Tuesday, February 21, 2017

Trump is doomed.

Trump says he is in charge and a winner.  His core brand is at risk.  Virtue can lose and remain virtuous, but winners have to win to stay winners.


Trump isn't in charge.  Lots of people are in charge.   James Madison saw to that.


Trump will learn others disagree
Some thoughtful political observers, including Larry DiCara of Boston, have speculated that Trump is heading for a constitutional crisis similar to FDR's court packing or Nixon's assertion that "when the President does it, that means it is not illegal."  In a Playboy interview in 1990 Trump expressed his admiration for the Chinese government exercising raw power. "They were vicious, they were horrible, but they put it down with strength.  That shows you the power of strength."   

Trump shares power in the constitutional system.

Some think Trump will be unwilling to accept the limitations of his office.  HIs condemnation of the "dishonest press" and references to "so-called judges" are troubling to people looking for early signs of constitutional abuse.  

Trump's core brand requires him being the center of attention and power.   Trump presents the values of strength, authority, getting things done, confidence, status, and winning.  Trump doesn't represent "virtue" or "empathy" or "getting along."  Trump represents power and domination and winning.  Virtue can lose and remain virtuous, but winners need to win.

Trump can only be in charge if he ignores the Constitution, which will set up a clear constitutional crisis, one which will empower his opponents.  If he acts constitutionally the Trump message of decisive action will be muddled, then countered, by the ambitions of others and the design of the constitution.  Either way, Trump's brand is injured.

James Madison wrote in Federalist #51 "Ambition must be made to counteract ambition," so the constitutional system was established with checks and balances, with each body and each member owing their office to a different electorate.    As other presidents have learned, presidents are unique in their ability to command attention, but they share power.  

Who, or what, will stop Trump?  The constitutional process.  The process destroys presidential ambitions.    Remember, Obama was elected with a real landslide in 2008, had a majority in the House and barely, temporarily, 60 votes in the Senate, yet he could not pass a clean health care bill without multiple compromises.   Trump had a fluke-like electoral vote victory, marred by Russian involvement, and a two seat majority in the US Senate and nothing like Obama's mandate.  Both presidents generated enthusiastic opposition.

Old Guard opposition
As this blog has noted repeatedly, Trump has vastly over-promised on the replacement of Obamacare.  There is no common denominator that will please anyone, much less a majority.  There was no consensus on immigration, which is why the House backed away from passing immigration reform   20 Republican Senators Oppose Trump on Immigration  

Sen.
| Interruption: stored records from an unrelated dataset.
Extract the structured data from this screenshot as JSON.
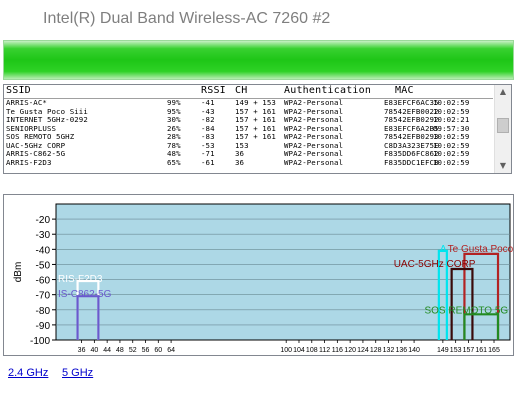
{
  "window": {
    "title": "Intel(R) Dual Band Wireless-AC 7260 #2"
  },
  "list": {
    "headers": {
      "ssid": "SSID",
      "rssi": "RSSI",
      "ch": "CH",
      "auth": "Authentication",
      "mac": "MAC"
    },
    "rows": [
      [
        "ARRIS-AC*",
        "99%",
        "-41",
        "149 + 153",
        "WPA2-Personal",
        "E83EFCF6AC35",
        "10:02:59"
      ],
      [
        "Te Gusta Poco Siii",
        "95%",
        "-43",
        "157 + 161",
        "WPA2-Personal",
        "78542EFB0022",
        "10:02:59"
      ],
      [
        "INTERNET 5GHz-0292",
        "30%",
        "-82",
        "157 + 161",
        "WPA2-Personal",
        "78542EFB0292",
        "10:02:21"
      ],
      [
        "SENIORPLUSS",
        "26%",
        "-84",
        "157 + 161",
        "WPA2-Personal",
        "E83EFCF6A2B5",
        "09:57:30"
      ],
      [
        "SOS REMOTO 5GHZ",
        "28%",
        "-83",
        "157 + 161",
        "WPA2-Personal",
        "78542EFB0293",
        "10:02:59"
      ],
      [
        "UAC-5GHz CORP",
        "78%",
        "-53",
        "153",
        "WPA2-Personal",
        "C8D3A323E75E",
        "10:02:59"
      ],
      [
        "ARRIS-C862-5G",
        "48%",
        "-71",
        "36",
        "WPA2-Personal",
        "F835DD6FC862",
        "10:02:59"
      ],
      [
        "ARRIS-F2D3",
        "65%",
        "-61",
        "36",
        "WPA2-Personal",
        "F835DDC1EFCB",
        "10:02:59"
      ]
    ],
    "scroll_up_icon": "triangle-up",
    "scroll_down_icon": "triangle-down"
  },
  "chart_data": {
    "type": "area",
    "ylabel": "dBm",
    "ylim": [
      -100,
      -10
    ],
    "y_ticks": [
      -20,
      -30,
      -40,
      -50,
      -60,
      -70,
      -80,
      -90,
      -100
    ],
    "x_ticks": [
      "36",
      "40",
      "44",
      "48",
      "52",
      "56",
      "60",
      "64",
      "100",
      "104",
      "108",
      "112",
      "116",
      "120",
      "124",
      "128",
      "132",
      "136",
      "140",
      "149",
      "153",
      "157",
      "161",
      "165"
    ],
    "background": "#add8e6",
    "networks": [
      {
        "label": "ARRIS-F2D3",
        "start_ch": "36",
        "end_ch": "40",
        "dbm": -61,
        "color": "#ffffff"
      },
      {
        "label": "ARRIS-C862-5G",
        "start_ch": "36",
        "end_ch": "40",
        "dbm": -71,
        "color": "#6a5acd"
      },
      {
        "label": "ARRIS-AC*",
        "start_ch": "149",
        "end_ch": "149",
        "dbm": -41,
        "color": "#00e5ee"
      },
      {
        "label": "Te Gusta Poco Siii",
        "start_ch": "157",
        "end_ch": "165",
        "dbm": -43,
        "color": "#b22222"
      },
      {
        "label": "UAC-5GHz CORP",
        "start_ch": "153",
        "end_ch": "157",
        "dbm": -53,
        "color": "#3a0a0a"
      },
      {
        "label": "SOS REMOTO 5GHZ",
        "start_ch": "157",
        "end_ch": "165",
        "dbm": -83,
        "color": "#228b22"
      }
    ],
    "overlay_labels": [
      {
        "text": "A",
        "color": "#00e5ee"
      },
      {
        "text": "Te Gusta Poco S",
        "color": "#b22222"
      },
      {
        "text": "UAC-5GHz CORP",
        "color": "#8b0000"
      },
      {
        "text": "RIS-F2D3",
        "color": "#ffffff"
      },
      {
        "text": "IS-C862-5G",
        "color": "#6a5acd"
      },
      {
        "text": "SOS REMOTO 5G",
        "color": "#228b22"
      }
    ]
  },
  "bands": {
    "band_24": "2.4 GHz",
    "band_5": "5 GHz"
  }
}
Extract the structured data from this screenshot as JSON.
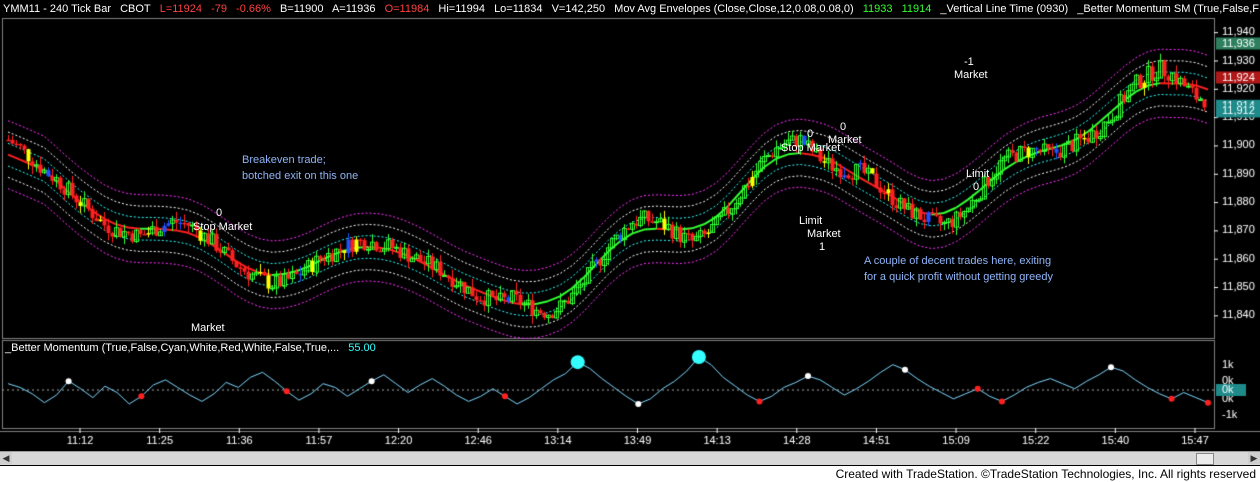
{
  "header": {
    "symbol": "YMM11 - 240 Tick Bar",
    "exchange": "CBOT",
    "last": "L=11924",
    "change": "-79",
    "pct": "-0.66%",
    "bid": "B=11900",
    "ask": "A=11936",
    "open": "O=11984",
    "high": "Hi=11994",
    "low": "Lo=11834",
    "volume": "V=142,250",
    "env_label": "Mov Avg Envelopes (Close,Close,12,0.08,0.08,0)",
    "env_v1": "11933",
    "env_v2": "11914",
    "vline_label": "_Vertical Line Time (0930)",
    "bm_label": "_Better Momentum SM (True,False,F"
  },
  "sub_header": {
    "label": "_Better Momentum (True,False,Cyan,White,Red,White,False,True,...",
    "value": "55.00"
  },
  "annotations": [
    {
      "id": "a1",
      "text": "0"
    },
    {
      "id": "a2",
      "text": "Stop Market"
    },
    {
      "id": "a3",
      "text": "Market"
    },
    {
      "id": "a4",
      "text": "0"
    },
    {
      "id": "a5",
      "text": "Stop Market"
    },
    {
      "id": "a6",
      "text": "0"
    },
    {
      "id": "a7",
      "text": "Market"
    },
    {
      "id": "a8",
      "text": "Limit"
    },
    {
      "id": "a9",
      "text": "Market"
    },
    {
      "id": "a10",
      "text": "1"
    },
    {
      "id": "a11",
      "text": "-1"
    },
    {
      "id": "a12",
      "text": "Market"
    },
    {
      "id": "a13",
      "text": "Limit"
    },
    {
      "id": "a14",
      "text": "0"
    }
  ],
  "notes": {
    "left_1": "Breakeven trade;",
    "left_2": "botched exit on this one",
    "right_1": "A couple of decent trades here, exiting",
    "right_2": "for a quick profit without getting greedy"
  },
  "footer": "Created with TradeStation. ©TradeStation Technologies, Inc. All rights reserved",
  "colors": {
    "up_candle": "#33ff33",
    "down_candle": "#ff2020",
    "neutral_candle": "#ffff00",
    "blue_candle": "#2050ff",
    "env_outer": "#ff33ff",
    "env_mid": "#ffffff",
    "env_inner": "#33ffff",
    "momentum_line": "#7fd8ff",
    "axis_text": "#ffffff"
  },
  "chart_data": {
    "type": "line",
    "title": "YMM11 - 240 Tick Bar",
    "price_axis": {
      "ticks": [
        11840,
        11850,
        11860,
        11870,
        11880,
        11890,
        11900,
        11910,
        11920,
        11930,
        11940
      ],
      "ylim": [
        11832,
        11945
      ]
    },
    "right_labels": [
      {
        "text": "11,940",
        "value": 11940
      },
      {
        "text": "11,930",
        "value": 11930
      },
      {
        "text": "11,920",
        "value": 11920
      },
      {
        "text": "11,910",
        "value": 11910
      },
      {
        "text": "11,900",
        "value": 11900
      },
      {
        "text": "11,890",
        "value": 11890
      },
      {
        "text": "11,880",
        "value": 11880
      },
      {
        "text": "11,870",
        "value": 11870
      },
      {
        "text": "11,860",
        "value": 11860
      },
      {
        "text": "11,850",
        "value": 11850
      },
      {
        "text": "11,840",
        "value": 11840
      }
    ],
    "price_badges": [
      {
        "text": "11,936",
        "value": 11936,
        "color": "#2e7f5e"
      },
      {
        "text": "11,924",
        "value": 11924,
        "color": "#b01818"
      },
      {
        "text": "11,914",
        "value": 11914,
        "color": "#1e8a8a"
      },
      {
        "text": "11,912",
        "value": 11912,
        "color": "#1e8a8a"
      }
    ],
    "time_labels": [
      "11:12",
      "11:25",
      "11:36",
      "11:57",
      "12:20",
      "12:46",
      "13:14",
      "13:49",
      "14:13",
      "14:28",
      "14:51",
      "15:09",
      "15:22",
      "15:40",
      "15:47"
    ],
    "close": [
      11902,
      11899,
      11895,
      11891,
      11888,
      11884,
      11880,
      11876,
      11872,
      11870,
      11869,
      11868,
      11870,
      11872,
      11873,
      11872,
      11869,
      11866,
      11862,
      11858,
      11855,
      11853,
      11851,
      11852,
      11854,
      11857,
      11860,
      11862,
      11864,
      11866,
      11866,
      11865,
      11864,
      11862,
      11860,
      11858,
      11856,
      11853,
      11850,
      11847,
      11846,
      11845,
      11846,
      11844,
      11842,
      11841,
      11843,
      11847,
      11852,
      11858,
      11864,
      11869,
      11873,
      11874,
      11873,
      11871,
      11868,
      11866,
      11868,
      11872,
      11877,
      11883,
      11889,
      11895,
      11899,
      11901,
      11902,
      11898,
      11894,
      11892,
      11891,
      11891,
      11888,
      11884,
      11880,
      11877,
      11875,
      11873,
      11872,
      11874,
      11878,
      11884,
      11890,
      11895,
      11897,
      11898,
      11898,
      11897,
      11899,
      11901,
      11903,
      11906,
      11911,
      11917,
      11922,
      11925,
      11927,
      11925,
      11921,
      11917,
      11916
    ],
    "momentum": {
      "axis_ticks": [
        "1k",
        "0k",
        "0k",
        "-1k"
      ],
      "zero_label": "0k",
      "values": [
        10,
        4,
        -6,
        -20,
        -8,
        14,
        2,
        -12,
        6,
        -4,
        -22,
        -10,
        8,
        16,
        4,
        -8,
        -18,
        -6,
        12,
        4,
        20,
        28,
        14,
        -2,
        -16,
        -6,
        10,
        4,
        -10,
        2,
        14,
        24,
        10,
        -4,
        8,
        18,
        6,
        -8,
        -18,
        -10,
        2,
        -10,
        -22,
        -12,
        2,
        16,
        26,
        44,
        34,
        18,
        4,
        -10,
        -22,
        -14,
        2,
        14,
        30,
        52,
        40,
        20,
        6,
        -8,
        -18,
        -10,
        4,
        12,
        22,
        16,
        4,
        -8,
        2,
        14,
        28,
        40,
        32,
        18,
        6,
        -4,
        -14,
        -6,
        2,
        -10,
        -18,
        -8,
        4,
        12,
        18,
        10,
        2,
        14,
        24,
        36,
        30,
        16,
        4,
        -6,
        -14,
        -4,
        -12,
        -20
      ],
      "markers": [
        {
          "i": 5,
          "kind": "white"
        },
        {
          "i": 11,
          "kind": "red"
        },
        {
          "i": 23,
          "kind": "red"
        },
        {
          "i": 30,
          "kind": "white"
        },
        {
          "i": 41,
          "kind": "red"
        },
        {
          "i": 47,
          "kind": "cyan_big"
        },
        {
          "i": 52,
          "kind": "white"
        },
        {
          "i": 57,
          "kind": "cyan_big"
        },
        {
          "i": 62,
          "kind": "red"
        },
        {
          "i": 66,
          "kind": "white"
        },
        {
          "i": 74,
          "kind": "white"
        },
        {
          "i": 80,
          "kind": "red"
        },
        {
          "i": 82,
          "kind": "red"
        },
        {
          "i": 91,
          "kind": "white"
        },
        {
          "i": 96,
          "kind": "red"
        },
        {
          "i": 99,
          "kind": "red"
        }
      ]
    }
  }
}
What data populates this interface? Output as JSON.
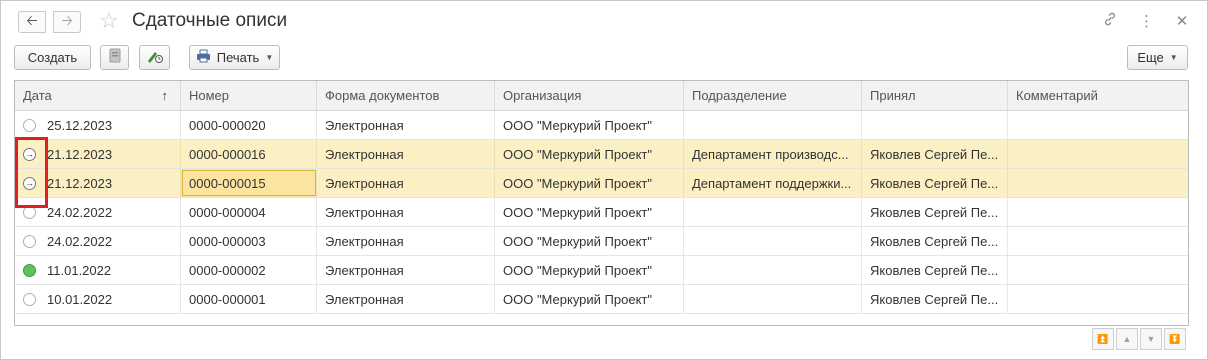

Ben Sasse
Trump has to contend with senatorial ambition and animus.   John McCain and Lindsey Graham were both humiliated by Trump who called them both "losers."   Now Trump needs them but they represent long time established GOP orthodoxy on the American military and our policy toward Russia.  They don't just dislike him.  They disagree with him.

 Trump crushed "Lying Ted" Cruz.  Susan Collins represents Maine in blue New England.   Trump has a fragile Senatorial majority.

Sen. Tom Cotton

Younger senators are emerging. The Washington DC joke is that every US Senator sees a president in the mirror.  Multiple Republican Senators are jockeying for advantage and their advantage does come from echoing Trump, but from opposing him in ways that capture Republican support.  Both Sasse and Cotton graduated from Harvard, both made their way quickly to the US Senate.  They perceive themselves as president.  Ted Cruz (Princeton, then Harvard Law) is just getting started.   Marco Rubio was in Franklin, New Hampshire serving pancakes last year and he is not done either.
Sen. Marco Rubio

I list these Senators not to begin early commentary on the 2020 presidential election but to remind readers of the present political environment.  Donald Trump's core brand is power, success, shaking things up, and getting things done.  

He faces a gauntlet of opposition from ambitious opponents and from a process that is designed to prevent the core Trump brand message from being fulfilled.  There are Senators eager to call Trump a loser and a con man and a fraud, someone who did not know how to get things done constitutionally.   People are watching closely to see if he usurps non-constitutional power, in which case the opposition gets even stronger.

Trump painted himself into a trap:  his core brand is at risk and he needs the help of people he humiliated to succeed.  Trump wants the story to be: "Trump the winner who gets things done."  It will be nearly impossible to sell that story if, as things play out, he cannot get things done.

There are people emerging who want to be sure he fails.  They are fellow Republicans but they don't like him.  They don't agree with him.  They want him to lose.  They want his job.